Enfraquecidas no PR, Sociologia e Filosofia se mostram fortes no Enem
Áreas prejudicadas por mudança no currículo contemplaram 60% das questões sobre Ciências Humanas e suas Tecnologias
Publicado: 20 Janeiro, 2021 - 14h01 | Última modificação: 20 Janeiro, 2021 - 14h09
Escrito por: Angieli Maros /Plural
Com carga encolhida na Rede Estadual de Educação do Paraná, conteúdos de Filosofia e Sociologia tiveram presença relevante no 1º dia de provas do Exame Nacional do Ensino Médio (Enem), um dos principais instrumentos de acesso de alunos de escolas públicas ao Ensino Superior. O debate sociológico, e também filosófico, conduziu, inclusive, o tema da redação, que este ano foi ‘O estigma associado às doenças mentais na sociedade brasileira’.
De acordo com Rodrigo Czajka, da Universidade Federal do Paraná (UFPR), o domínio de conteúdos abordados pela Sociologia foi cobrado em pelo menos vinte questões. Do campo da Filosofia, foram pelo menos outras sete, se levar em consideração apenas o aspecto estrito da abordagem, afirma Joelson Oliveira, da Pontifícia Universidade Católica do Paraná (PUCPR). Ao todo, a parte de Ciências Humanas e suas tecnologias teve 45 tópicos – o que significa que 60% da prova específica contemplou as referidas disciplinas.
“Das 45 questões [de Humanas], praticamente 20 delas são da área de Sociologia.
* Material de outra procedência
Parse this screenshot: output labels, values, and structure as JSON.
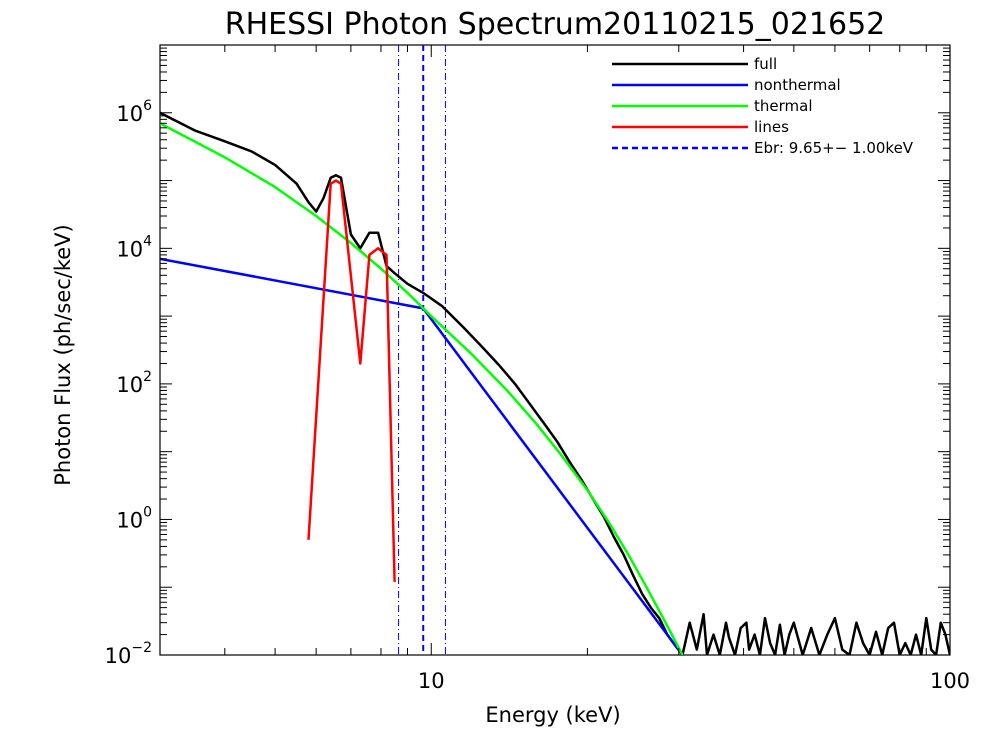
{
  "chart_data": {
    "type": "line",
    "title": "RHESSI Photon Spectrum20110215_021652",
    "xlabel": "Energy (keV)",
    "ylabel": "Photon Flux (ph/sec/keV)",
    "x_scale": "log",
    "y_scale": "log",
    "xlim": [
      3,
      100
    ],
    "ylim": [
      0.01,
      10000000
    ],
    "x_tick_labels": [
      {
        "value": 10,
        "label": "10"
      },
      {
        "value": 100,
        "label": "100"
      }
    ],
    "y_tick_labels": [
      {
        "value": 0.01,
        "base": "10",
        "exp": "−2"
      },
      {
        "value": 1,
        "base": "10",
        "exp": "0"
      },
      {
        "value": 100,
        "base": "10",
        "exp": "2"
      },
      {
        "value": 10000,
        "base": "10",
        "exp": "4"
      },
      {
        "value": 1000000,
        "base": "10",
        "exp": "6"
      }
    ],
    "grid": false,
    "legend_position": "top-right",
    "series": [
      {
        "name": "full",
        "color": "#000000",
        "x": [
          3.0,
          3.5,
          4.0,
          4.5,
          5.0,
          5.5,
          5.8,
          6.0,
          6.2,
          6.4,
          6.55,
          6.7,
          7.0,
          7.3,
          7.6,
          7.9,
          8.2,
          8.5,
          9.0,
          9.65,
          10.5,
          11.5,
          12.5,
          13.5,
          14.5,
          15.5,
          16.5,
          17.5,
          18.5,
          19.5,
          20.5,
          21.5,
          22.5,
          23.5,
          24.5,
          25.5,
          26.5,
          27.5,
          28.5,
          29.5,
          30.5
        ],
        "y": [
          1000000,
          550000,
          380000,
          270000,
          170000,
          90000,
          48000,
          35000,
          55000,
          110000,
          120000,
          110000,
          16000,
          10000,
          17000,
          17000,
          5500,
          4300,
          3000,
          2200,
          1400,
          700,
          360,
          190,
          100,
          50,
          26,
          14,
          7,
          3.8,
          2.0,
          1.1,
          0.55,
          0.3,
          0.15,
          0.08,
          0.05,
          0.035,
          0.02,
          0.014,
          0.01
        ],
        "noise_tail": {
          "x": [
            30.5,
            31.5,
            32.5,
            33.5,
            34.0,
            35.0,
            36.0,
            37.0,
            37.5,
            38.5,
            39.5,
            40.5,
            41.0,
            42.0,
            43.0,
            44.0,
            45.0,
            46.0,
            47.0,
            48.0,
            49.0,
            50.0,
            52.0,
            54.0,
            56.0,
            58.0,
            60.0,
            62.0,
            64.0,
            66.0,
            68.0,
            70.0,
            72.0,
            74.0,
            76.0,
            78.0,
            80.0,
            82.0,
            84.0,
            86.0,
            88.0,
            90.0,
            92.0,
            94.0,
            96.0,
            98.0,
            100.0
          ],
          "y": [
            0.01,
            0.03,
            0.012,
            0.04,
            0.01,
            0.02,
            0.01,
            0.03,
            0.018,
            0.01,
            0.025,
            0.03,
            0.012,
            0.02,
            0.01,
            0.035,
            0.015,
            0.01,
            0.028,
            0.01,
            0.02,
            0.03,
            0.01,
            0.025,
            0.01,
            0.02,
            0.035,
            0.012,
            0.01,
            0.03,
            0.015,
            0.01,
            0.022,
            0.01,
            0.025,
            0.03,
            0.01,
            0.015,
            0.01,
            0.02,
            0.01,
            0.035,
            0.012,
            0.01,
            0.03,
            0.02,
            0.01
          ]
        }
      },
      {
        "name": "nonthermal",
        "color": "#0000ff",
        "x": [
          3.0,
          9.65,
          30.5
        ],
        "y": [
          7000,
          1300,
          0.01
        ]
      },
      {
        "name": "thermal",
        "color": "#00ff00",
        "x": [
          3.0,
          4.0,
          5.0,
          6.0,
          7.0,
          8.0,
          9.0,
          10.0,
          12.0,
          14.0,
          16.0,
          18.0,
          20.0,
          22.0,
          24.0,
          26.0,
          28.0,
          30.5
        ],
        "y": [
          700000,
          220000,
          80000,
          30000,
          12000,
          5000,
          2200,
          1000,
          270,
          80,
          25,
          8,
          2.7,
          0.9,
          0.3,
          0.1,
          0.035,
          0.01
        ]
      },
      {
        "name": "lines",
        "color": "#ff0000",
        "x": [
          5.8,
          6.4,
          6.55,
          6.7,
          7.3,
          7.6,
          7.9,
          8.2,
          8.5
        ],
        "y": [
          0.5,
          90000,
          100000,
          90000,
          200,
          8000,
          10000,
          8000,
          0.12
        ]
      }
    ],
    "vertical_lines": [
      {
        "name": "Ebr",
        "x": 9.65,
        "style": "dashed",
        "color": "#0000ff"
      },
      {
        "name": "Ebr-lower",
        "x": 8.65,
        "style": "dash-dot",
        "color": "#0000ff"
      },
      {
        "name": "Ebr-upper",
        "x": 10.65,
        "style": "dash-dot",
        "color": "#0000ff"
      }
    ],
    "legend": [
      {
        "label": "full",
        "color": "#000000",
        "style": "solid"
      },
      {
        "label": "nonthermal",
        "color": "#0000ff",
        "style": "solid"
      },
      {
        "label": "thermal",
        "color": "#00ff00",
        "style": "solid"
      },
      {
        "label": "lines",
        "color": "#ff0000",
        "style": "solid"
      },
      {
        "label": "Ebr:   9.65+−  1.00keV",
        "color": "#0000ff",
        "style": "dashed"
      }
    ]
  }
}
Não é uma discussão de [Émile] Durkheim, [Max] Weber, de [Karl] Marx (autores clássicos da área). Não tem isso. São questões atreladas ao cotidiano, à prática das pessoas, à questão política, ao impacto ambiental, ao desenvolvimento urbano, à saúde pública. Todas essas questões estão voltadas para a análise do campo sociológico”, coloca Czajka, chefe do departamento de Sociologia e professor do curso de Ciências Sociais e da Pós-Graduação em Sociologia da UFPR.
Um dos exemplos usados pelo docente exigia dos candidatos análise sobre o processo de expansão das cidades no Brasil na segunda metade do século XX. Apesar da discussão urbanística, o conteúdo, afirma o professor, também tem relação profunda com a Sociologia.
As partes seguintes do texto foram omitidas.